J Am Pharm Assoc. 2015; 55(5): 470-477

The Need for More Education on Prescribing Opioids

When hearing the term “opioids” several ideas come to mind: addiction, abuse, under-treatment, overtreatment, severe pain, and suspicion are just a few. Opioids are undoubtedly an extremely successful route of treatment for severe pain and play a huge role in daily pain management cases. However, there is always a discussion of the risks associated with prescribing this medication.

There is often an air of distrust between physician and patient when a patient insists on opioid therapy. Unfortunately, pain cannot be measured, and there needs to be trust when prescribing this drug class. The prescriber will not know if the patient really needs the opioid for pain management or if they have developed a dependence on it. The physician is put in a position where they could under-treat the patient by refusing therapy because of the risk of abuse, or they could over-treat the patient by believing their plea for a medication they were addicted to.

There are several guidelines already in place regarding opioid prescribing, but still, much of it is up to the physician’s discretion. Right now, there is a big push for more prescriber education on the topic. For example, in 2012, the FDA encouraged a single shared Risk Evaluation and Mitigation Strategy (REMS) which required manufacturers of extended release or long acting opioids to fund accredited education on safe opioid prescribing. Currently, this program has not reached its goal number of prescribers. However, I believe with the advancement of this program, physicians will be able to make more educated and thorough decisions when it comes to prescribing opioids.

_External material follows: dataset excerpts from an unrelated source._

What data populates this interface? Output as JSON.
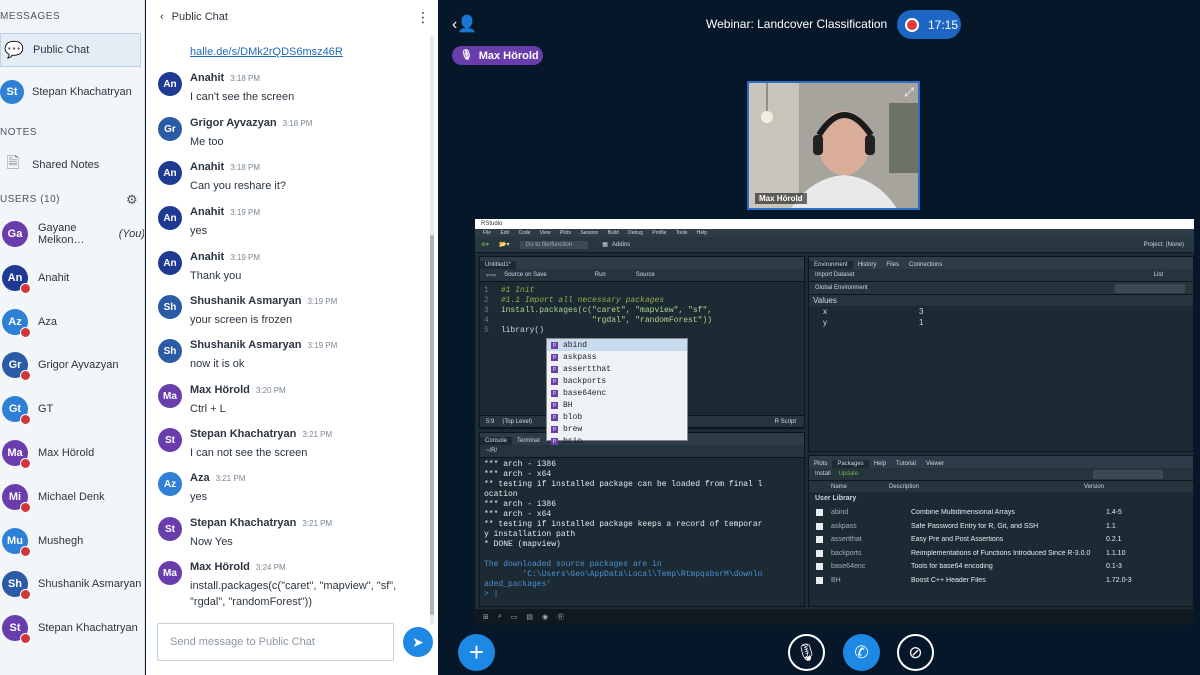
{
  "sidebar": {
    "messages_header": "MESSAGES",
    "public_chat": "Public Chat",
    "private_chat_initials": "St",
    "private_chat_name": "Stepan Khachatryan",
    "notes_header": "NOTES",
    "shared_notes": "Shared Notes",
    "users_header": "USERS (10)",
    "users": [
      {
        "initials": "Ga",
        "name": "Gayane Melkon…",
        "suffix": "(You)",
        "color": "#6a3dad"
      },
      {
        "initials": "An",
        "name": "Anahit",
        "suffix": "",
        "color": "#1f3a93"
      },
      {
        "initials": "Az",
        "name": "Aza",
        "suffix": "",
        "color": "#2e7fd6"
      },
      {
        "initials": "Gr",
        "name": "Grigor Ayvazyan",
        "suffix": "",
        "color": "#2b5aa6"
      },
      {
        "initials": "Gt",
        "name": "GT",
        "suffix": "",
        "color": "#2e7fd6"
      },
      {
        "initials": "Ma",
        "name": "Max Hörold",
        "suffix": "",
        "color": "#6a3dad"
      },
      {
        "initials": "Mi",
        "name": "Michael Denk",
        "suffix": "",
        "color": "#6a3dad"
      },
      {
        "initials": "Mu",
        "name": "Mushegh",
        "suffix": "",
        "color": "#2e7fd6"
      },
      {
        "initials": "Sh",
        "name": "Shushanik Asmaryan",
        "suffix": "",
        "color": "#2b5aa6"
      },
      {
        "initials": "St",
        "name": "Stepan Khachatryan",
        "suffix": "",
        "color": "#6a3dad"
      }
    ]
  },
  "chat": {
    "title": "Public Chat",
    "link": "halle.de/s/DMk2rQDS6msz46R",
    "messages": [
      {
        "initials": "An",
        "name": "Anahit",
        "time": "3:18 PM",
        "lines": [
          "I can't see the screen"
        ],
        "color": "#1f3a93"
      },
      {
        "initials": "Gr",
        "name": "Grigor Ayvazyan",
        "time": "3:18 PM",
        "lines": [
          "Me too"
        ],
        "color": "#2b5aa6"
      },
      {
        "initials": "An",
        "name": "Anahit",
        "time": "3:18 PM",
        "lines": [
          "Can you reshare it?"
        ],
        "color": "#1f3a93"
      },
      {
        "initials": "An",
        "name": "Anahit",
        "time": "3:19 PM",
        "lines": [
          "yes"
        ],
        "color": "#1f3a93"
      },
      {
        "initials": "An",
        "name": "Anahit",
        "time": "3:19 PM",
        "lines": [
          "Thank you"
        ],
        "color": "#1f3a93"
      },
      {
        "initials": "Sh",
        "name": "Shushanik Asmaryan",
        "time": "3:19 PM",
        "lines": [
          "your screen is frozen"
        ],
        "color": "#2b5aa6"
      },
      {
        "initials": "Sh",
        "name": "Shushanik Asmaryan",
        "time": "3:19 PM",
        "lines": [
          "now it is ok"
        ],
        "color": "#2b5aa6"
      },
      {
        "initials": "Ma",
        "name": "Max Hörold",
        "time": "3:20 PM",
        "lines": [
          "Ctrl + L"
        ],
        "color": "#6a3dad"
      },
      {
        "initials": "St",
        "name": "Stepan Khachatryan",
        "time": "3:21 PM",
        "lines": [
          "I can not see the screen"
        ],
        "color": "#6a3dad"
      },
      {
        "initials": "Az",
        "name": "Aza",
        "time": "3:21 PM",
        "lines": [
          "yes"
        ],
        "color": "#2e7fd6"
      },
      {
        "initials": "St",
        "name": "Stepan Khachatryan",
        "time": "3:21 PM",
        "lines": [
          "Now Yes"
        ],
        "color": "#6a3dad"
      },
      {
        "initials": "Ma",
        "name": "Max Hörold",
        "time": "3:24 PM",
        "lines": [
          "install.packages(c(\"caret\", \"mapview\", \"sf\",",
          "\"rgdal\", \"randomForest\"))"
        ],
        "color": "#6a3dad"
      }
    ],
    "input_placeholder": "Send message to Public Chat"
  },
  "stage": {
    "webinar_title": "Webinar: Landcover Classification",
    "recording_time": "17:15",
    "speaker": "Max Hörold",
    "camera_label": "Max Hörold"
  },
  "rstudio": {
    "window_title": "RStudio",
    "menu": "File Edit Code View Plots Session Build Debug Profile Tools Help",
    "goto": "Go to file/function",
    "addins": "Addins",
    "project": "Project: (None)",
    "editor_tab": "Untitled1*",
    "source_on_save": "Source on Save",
    "run": "Run",
    "source": "Source",
    "code": [
      {
        "n": "1",
        "text": "#1 Init",
        "cls": "cmt"
      },
      {
        "n": "2",
        "text": "#1.1 Import all necessary packages",
        "cls": "cmt"
      },
      {
        "n": "3",
        "text": "install.packages(c(\"caret\", \"mapview\", \"sf\",",
        "cls": "str"
      },
      {
        "n": "4",
        "text": "                   \"rgdal\", \"randomForest\"))",
        "cls": "str"
      },
      {
        "n": "5",
        "text": "library()",
        "cls": "fn"
      }
    ],
    "cursor_pos": "5:9",
    "top_level": "(Top Level)",
    "script_type": "R Script",
    "autocomplete": [
      "abind",
      "askpass",
      "assertthat",
      "backports",
      "base64enc",
      "BH",
      "blob",
      "brew",
      "brio"
    ],
    "console_tabs": [
      "Console",
      "Terminal"
    ],
    "console_path": "~/R/",
    "console": [
      {
        "text": "*** arch - i386",
        "cls": ""
      },
      {
        "text": "*** arch - x64",
        "cls": ""
      },
      {
        "text": "** testing if installed package can be loaded from final l",
        "cls": ""
      },
      {
        "text": "ocation",
        "cls": ""
      },
      {
        "text": "*** arch - i386",
        "cls": ""
      },
      {
        "text": "*** arch - x64",
        "cls": ""
      },
      {
        "text": "** testing if installed package keeps a record of temporar",
        "cls": ""
      },
      {
        "text": "y installation path",
        "cls": ""
      },
      {
        "text": "* DONE (mapview)",
        "cls": ""
      },
      {
        "text": "",
        "cls": ""
      },
      {
        "text": "The downloaded source packages are in",
        "cls": "blue"
      },
      {
        "text": "        'C:\\Users\\Geo\\AppData\\Local\\Temp\\RtmpqsbsrM\\downlo",
        "cls": "blue"
      },
      {
        "text": "aded_packages'",
        "cls": "blue"
      },
      {
        "text": "> |",
        "cls": "blue"
      }
    ],
    "env_tabs": [
      "Environment",
      "History",
      "Files",
      "Connections"
    ],
    "import_dataset": "Import Dataset",
    "list_label": "List",
    "global_env": "Global Environment",
    "values_header": "Values",
    "env_values": [
      {
        "name": "x",
        "value": "3"
      },
      {
        "name": "y",
        "value": "1"
      }
    ],
    "pkg_tabs": [
      "Plots",
      "Packages",
      "Help",
      "Tutorial",
      "Viewer"
    ],
    "install": "Install",
    "update": "Update",
    "pkg_cols": [
      "Name",
      "Description",
      "Version"
    ],
    "user_library": "User Library",
    "packages": [
      {
        "name": "abind",
        "desc": "Combine Multidimensional Arrays",
        "ver": "1.4-5"
      },
      {
        "name": "askpass",
        "desc": "Safe Password Entry for R, Git, and SSH",
        "ver": "1.1"
      },
      {
        "name": "assertthat",
        "desc": "Easy Pre and Post Assertions",
        "ver": "0.2.1"
      },
      {
        "name": "backports",
        "desc": "Reimplementations of Functions Introduced Since R-3.0.0",
        "ver": "1.1.10"
      },
      {
        "name": "base64enc",
        "desc": "Tools for base64 encoding",
        "ver": "0.1-3"
      },
      {
        "name": "BH",
        "desc": "Boost C++ Header Files",
        "ver": "1.72.0-3"
      }
    ]
  },
  "colors": {
    "stage_bg": "#06172a",
    "primary_blue": "#1e88e5",
    "presenter_purple": "#6a3dad",
    "mic_muted": "#d0363b"
  }
}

Managing pain is extremely complex, yet education on the topic is lacking. The ultimate goal would be to maintain a patient-centered approach and treat the patient in a manner in which they are comfortable and compliant with. Perhaps with more education on the topic, the physician and pharmacist can work together to make a confident decision in how to proceed with drug therapy, and hopefully avoid the mistakes that have been occurring concerning opioid therapy.

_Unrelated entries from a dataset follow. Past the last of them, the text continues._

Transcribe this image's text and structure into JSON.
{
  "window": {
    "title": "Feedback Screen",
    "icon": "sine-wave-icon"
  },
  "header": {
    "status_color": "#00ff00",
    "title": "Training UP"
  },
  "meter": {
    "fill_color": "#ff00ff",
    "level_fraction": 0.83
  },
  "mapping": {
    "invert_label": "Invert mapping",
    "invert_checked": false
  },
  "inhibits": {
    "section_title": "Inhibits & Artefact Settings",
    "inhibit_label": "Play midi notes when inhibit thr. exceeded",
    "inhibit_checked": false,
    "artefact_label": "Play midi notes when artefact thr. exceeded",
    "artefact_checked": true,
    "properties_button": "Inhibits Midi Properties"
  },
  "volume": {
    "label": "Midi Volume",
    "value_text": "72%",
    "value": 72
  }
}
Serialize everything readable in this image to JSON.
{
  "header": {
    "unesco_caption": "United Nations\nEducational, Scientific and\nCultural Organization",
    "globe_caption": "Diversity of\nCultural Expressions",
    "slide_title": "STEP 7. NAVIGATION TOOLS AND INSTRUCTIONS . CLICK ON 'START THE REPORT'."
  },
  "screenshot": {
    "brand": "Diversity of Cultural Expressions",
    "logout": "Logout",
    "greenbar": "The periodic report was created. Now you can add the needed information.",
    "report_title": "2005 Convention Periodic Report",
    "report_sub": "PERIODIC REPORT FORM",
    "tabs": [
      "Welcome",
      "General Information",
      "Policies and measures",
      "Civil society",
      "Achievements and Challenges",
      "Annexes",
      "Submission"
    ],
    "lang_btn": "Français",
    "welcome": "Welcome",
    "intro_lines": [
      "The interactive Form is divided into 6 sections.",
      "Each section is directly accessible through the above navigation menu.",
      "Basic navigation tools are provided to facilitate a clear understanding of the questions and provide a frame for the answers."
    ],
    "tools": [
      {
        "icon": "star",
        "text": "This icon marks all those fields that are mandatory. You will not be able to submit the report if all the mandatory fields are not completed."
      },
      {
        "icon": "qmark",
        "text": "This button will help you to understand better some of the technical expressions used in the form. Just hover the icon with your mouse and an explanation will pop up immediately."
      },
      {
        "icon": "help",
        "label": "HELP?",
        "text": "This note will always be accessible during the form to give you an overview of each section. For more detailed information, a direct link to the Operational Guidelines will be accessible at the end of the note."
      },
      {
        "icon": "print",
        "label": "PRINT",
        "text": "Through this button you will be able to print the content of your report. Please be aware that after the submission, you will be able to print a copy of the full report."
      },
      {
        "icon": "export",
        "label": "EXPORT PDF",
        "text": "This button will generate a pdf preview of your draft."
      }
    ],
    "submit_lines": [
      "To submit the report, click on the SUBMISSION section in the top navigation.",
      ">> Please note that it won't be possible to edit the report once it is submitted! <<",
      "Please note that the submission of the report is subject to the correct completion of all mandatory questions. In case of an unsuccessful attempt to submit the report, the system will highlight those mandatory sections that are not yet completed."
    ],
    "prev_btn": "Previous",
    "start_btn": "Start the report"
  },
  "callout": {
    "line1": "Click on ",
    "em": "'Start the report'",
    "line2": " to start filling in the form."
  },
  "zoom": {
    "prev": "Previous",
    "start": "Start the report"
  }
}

I personally see this as an opportunity for pharmacists to get more involved in the prescribing process, as they have a stronger background education on the topic. Do you think this could play a role in pharmacists eventually gaining prescribing rights?

 

Read the full article here.

Alford, Daniel P.  Opioid Prescribing for Chronic Pain — Achieving the Right Balance through Education. N Engl J Med. 2016;374:301-3

 

Comparison between Transdermal Buprenorphine and Transdermal Fentanyl for Postoperative Pain Relief after Major Abdominal Surgeries

Opioid medication has been used since its discovery as the necessary treatment for moderate and severe pain, especially post-operative pain.  It is one of the main concerns for patients who undergo such major surgeries such as abdominal surgery.  This study compares the effectiveness of two transdermal medications and their effectiveness on 60 patients.  Half the population was given transdermal fentanyl and half the population was given transdermal buprenorphine.  The results were to be expected.  Around 20% of fentanyl and 16.7% of buprenorphine patients experienced adverse effects, nausea and vomiting being the main adverse effects for most patients.  In general, however, fentanyl was reported to be better at controlling post-operative pain than buprenorphine.  This study also proved that transdermal patches are preferable to oral and IV administration.  This is due to the avoidance of multiple dosing and skin punctures.

I find this article interesting because opioid medications interest me and their varying effectiveness.  Pain is the most common effect patients experience and its management can be a difficult task.  So this study interested me since it compared two different pain medications for post-operative abdominal pain.  I was familiar with fentanyl but not buprenorphine.  Overall, fentanyl still proved to be the most effective.

 

Arshad Z, Prakash R, Gautam S, Kumar S. Comparison between Transdermal Buprenorphine and Transdermal Fentanyl for Postoperative Pain Relief after Major Abdominal Surgeries. Journal of Clinical and Diagnostic Research : JCDR. 2015;9(12):UC01-UC04. doi:10.7860/JCDR/2015/16327.6917.